That's funny!
Sort of. My last post was about inertia. Three months ago. Oy. I was doing so good. In August I was breaking into the 140's and now I'm in the 160's.
I'm hearing the message my life is giving me, though. It's not about dieting. It's not about "losing weight". It's about being healthy and happy. Eating right and exercising makes me feel better. When I feel better, I'm happier. Motivating myself to not be a sloth who can't cook and has to go out every night can only be good for my life.
New Year, New You, I know...but whatever it takes to get me moving right? I'm notoriously famous for starting things, but not really known for finishing them. Let's see if 2008 is the year I change that. Why can't my "natural weight" be something that I'm happy to see pictures of? My "natural weight" is only "natural" because I've let that become who I am. I am someone who does not exercise and who goes out to dinner four or five times a week.

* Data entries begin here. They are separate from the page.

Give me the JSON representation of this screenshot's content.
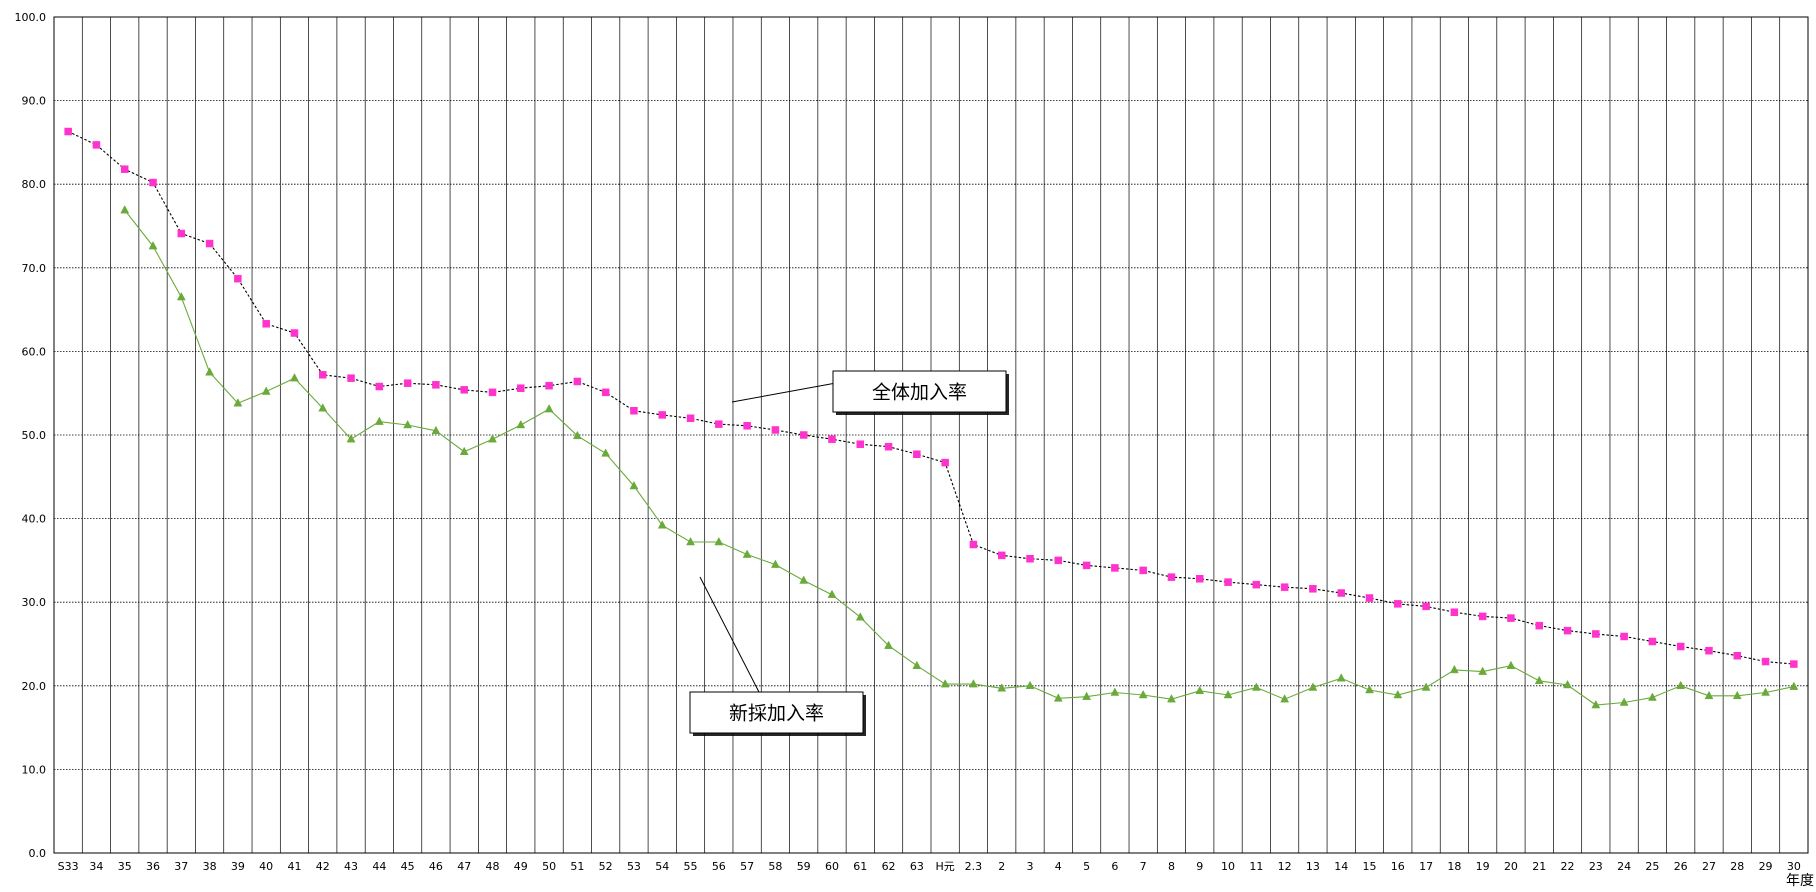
{
  "chart_data": {
    "type": "line",
    "title": "",
    "xlabel": "年度",
    "ylabel": "",
    "ylim": [
      0,
      100
    ],
    "yticks": [
      "0.0",
      "10.0",
      "20.0",
      "30.0",
      "40.0",
      "50.0",
      "60.0",
      "70.0",
      "80.0",
      "90.0",
      "100.0"
    ],
    "grid": true,
    "categories": [
      "S33",
      "34",
      "35",
      "36",
      "37",
      "38",
      "39",
      "40",
      "41",
      "42",
      "43",
      "44",
      "45",
      "46",
      "47",
      "48",
      "49",
      "50",
      "51",
      "52",
      "53",
      "54",
      "55",
      "56",
      "57",
      "58",
      "59",
      "60",
      "61",
      "62",
      "63",
      "H元",
      "2.3",
      "2",
      "3",
      "4",
      "5",
      "6",
      "7",
      "8",
      "9",
      "10",
      "11",
      "12",
      "13",
      "14",
      "15",
      "16",
      "17",
      "18",
      "19",
      "20",
      "21",
      "22",
      "23",
      "24",
      "25",
      "26",
      "27",
      "28",
      "29",
      "30"
    ],
    "series": [
      {
        "name": "全体加入率",
        "color": "#ff33cc",
        "line_color": "#000000",
        "line_style": "dashed",
        "marker": "square",
        "values": [
          86.3,
          84.7,
          81.8,
          80.2,
          74.1,
          72.9,
          68.7,
          63.3,
          62.2,
          57.2,
          56.8,
          55.8,
          56.2,
          56.0,
          55.4,
          55.1,
          55.6,
          55.9,
          56.4,
          55.1,
          52.9,
          52.4,
          52.0,
          51.3,
          51.1,
          50.6,
          50.0,
          49.5,
          48.9,
          48.6,
          47.7,
          46.7,
          36.9,
          35.6,
          35.2,
          35.0,
          34.4,
          34.1,
          33.8,
          33.0,
          32.8,
          32.4,
          32.1,
          31.8,
          31.6,
          31.1,
          30.5,
          29.8,
          29.5,
          28.8,
          28.3,
          28.1,
          27.2,
          26.6,
          26.2,
          25.9,
          25.3,
          24.7,
          24.2,
          23.6,
          22.9,
          22.6
        ]
      },
      {
        "name": "新採加入率",
        "color": "#6aaa3a",
        "line_color": "#6aaa3a",
        "line_style": "solid",
        "marker": "triangle",
        "values": [
          null,
          null,
          76.9,
          72.6,
          66.5,
          57.5,
          53.8,
          55.2,
          56.8,
          53.2,
          49.5,
          51.6,
          51.2,
          50.5,
          48.0,
          49.5,
          51.2,
          53.1,
          49.9,
          47.8,
          43.9,
          39.2,
          37.2,
          37.2,
          35.7,
          34.5,
          32.6,
          30.9,
          28.2,
          24.8,
          22.4,
          20.2,
          20.2,
          19.7,
          20.0,
          18.5,
          18.7,
          19.2,
          18.9,
          18.4,
          19.4,
          18.9,
          19.8,
          18.4,
          19.8,
          20.9,
          19.5,
          18.9,
          19.8,
          21.9,
          21.7,
          22.4,
          20.6,
          20.1,
          17.7,
          18.0,
          18.6,
          20.0,
          18.8,
          18.8,
          19.2,
          19.9
        ]
      }
    ],
    "annotations": [
      {
        "text": "全体加入率",
        "points_to": "全体加入率"
      },
      {
        "text": "新採加入率",
        "points_to": "新採加入率"
      }
    ]
  }
}
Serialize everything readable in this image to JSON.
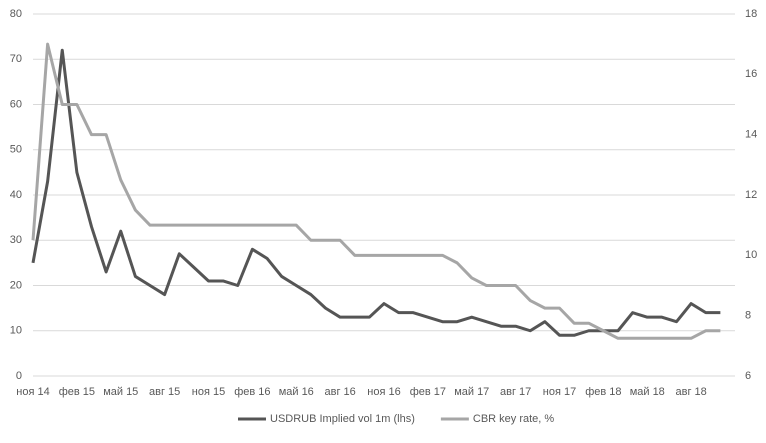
{
  "chart_data": {
    "type": "line",
    "x": [
      "2014-11",
      "2014-12",
      "2015-01",
      "2015-02",
      "2015-03",
      "2015-04",
      "2015-05",
      "2015-06",
      "2015-07",
      "2015-08",
      "2015-09",
      "2015-10",
      "2015-11",
      "2015-12",
      "2016-01",
      "2016-02",
      "2016-03",
      "2016-04",
      "2016-05",
      "2016-06",
      "2016-07",
      "2016-08",
      "2016-09",
      "2016-10",
      "2016-11",
      "2016-12",
      "2017-01",
      "2017-02",
      "2017-03",
      "2017-04",
      "2017-05",
      "2017-06",
      "2017-07",
      "2017-08",
      "2017-09",
      "2017-10",
      "2017-11",
      "2017-12",
      "2018-01",
      "2018-02",
      "2018-03",
      "2018-04",
      "2018-05",
      "2018-06",
      "2018-07",
      "2018-08",
      "2018-09",
      "2018-10"
    ],
    "xlim": [
      "2014-11",
      "2018-11"
    ],
    "xticks": [
      {
        "value": "2014-11",
        "label": "ноя 14"
      },
      {
        "value": "2015-02",
        "label": "фев 15"
      },
      {
        "value": "2015-05",
        "label": "май 15"
      },
      {
        "value": "2015-08",
        "label": "авг 15"
      },
      {
        "value": "2015-11",
        "label": "ноя 15"
      },
      {
        "value": "2016-02",
        "label": "фев 16"
      },
      {
        "value": "2016-05",
        "label": "май 16"
      },
      {
        "value": "2016-08",
        "label": "авг 16"
      },
      {
        "value": "2016-11",
        "label": "ноя 16"
      },
      {
        "value": "2017-02",
        "label": "фев 17"
      },
      {
        "value": "2017-05",
        "label": "май 17"
      },
      {
        "value": "2017-08",
        "label": "авг 17"
      },
      {
        "value": "2017-11",
        "label": "ноя 17"
      },
      {
        "value": "2018-02",
        "label": "фев 18"
      },
      {
        "value": "2018-05",
        "label": "май 18"
      },
      {
        "value": "2018-08",
        "label": "авг 18"
      }
    ],
    "ylim": [
      0,
      80
    ],
    "yticks": [
      0,
      10,
      20,
      30,
      40,
      50,
      60,
      70,
      80
    ],
    "y2lim": [
      6,
      18
    ],
    "y2ticks": [
      6,
      8,
      10,
      12,
      14,
      16,
      18
    ],
    "grid": true,
    "legend": "bottom",
    "series": [
      {
        "name": "USDRUB Implied vol 1m (lhs)",
        "color": "#555555",
        "values": [
          25,
          43,
          72,
          45,
          33,
          23,
          32,
          22,
          20,
          18,
          27,
          24,
          21,
          21,
          20,
          28,
          26,
          22,
          20,
          18,
          15,
          13,
          13,
          13,
          16,
          14,
          14,
          13,
          12,
          12,
          13,
          12,
          11,
          11,
          10,
          12,
          9,
          9,
          10,
          10,
          10,
          14,
          13,
          13,
          12,
          16,
          14,
          14
        ]
      },
      {
        "name": "CBR key rate, %",
        "color": "#a6a6a6",
        "axis": "y2",
        "values": [
          10.5,
          17,
          15,
          15,
          14,
          14,
          12.5,
          11.5,
          11,
          11,
          11,
          11,
          11,
          11,
          11,
          11,
          11,
          11,
          11,
          10.5,
          10.5,
          10.5,
          10,
          10,
          10,
          10,
          10,
          10,
          10,
          9.75,
          9.25,
          9,
          9,
          9,
          8.5,
          8.25,
          8.25,
          7.75,
          7.75,
          7.5,
          7.25,
          7.25,
          7.25,
          7.25,
          7.25,
          7.25,
          7.5,
          7.5
        ]
      }
    ]
  }
}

So I'm food shopping. And cooking. And not taking the easy way out. Anything worth having is worth working for, right? Having a body I'm proud of is worth something. Living life in a healthy way is worth something. Cooking my own meals and not living on junk is not me depriving myself. I still have a glass of wine. I still have a little cheese on food. I just don't eat three portions at one sitting. I just don't eat all day long. I get up and move.
How can that be bad? And if it's good, how hard can it be to maintain?
I turn 37 tomorrow. Let me not have this same conversation with you all again when I turn 38, okay?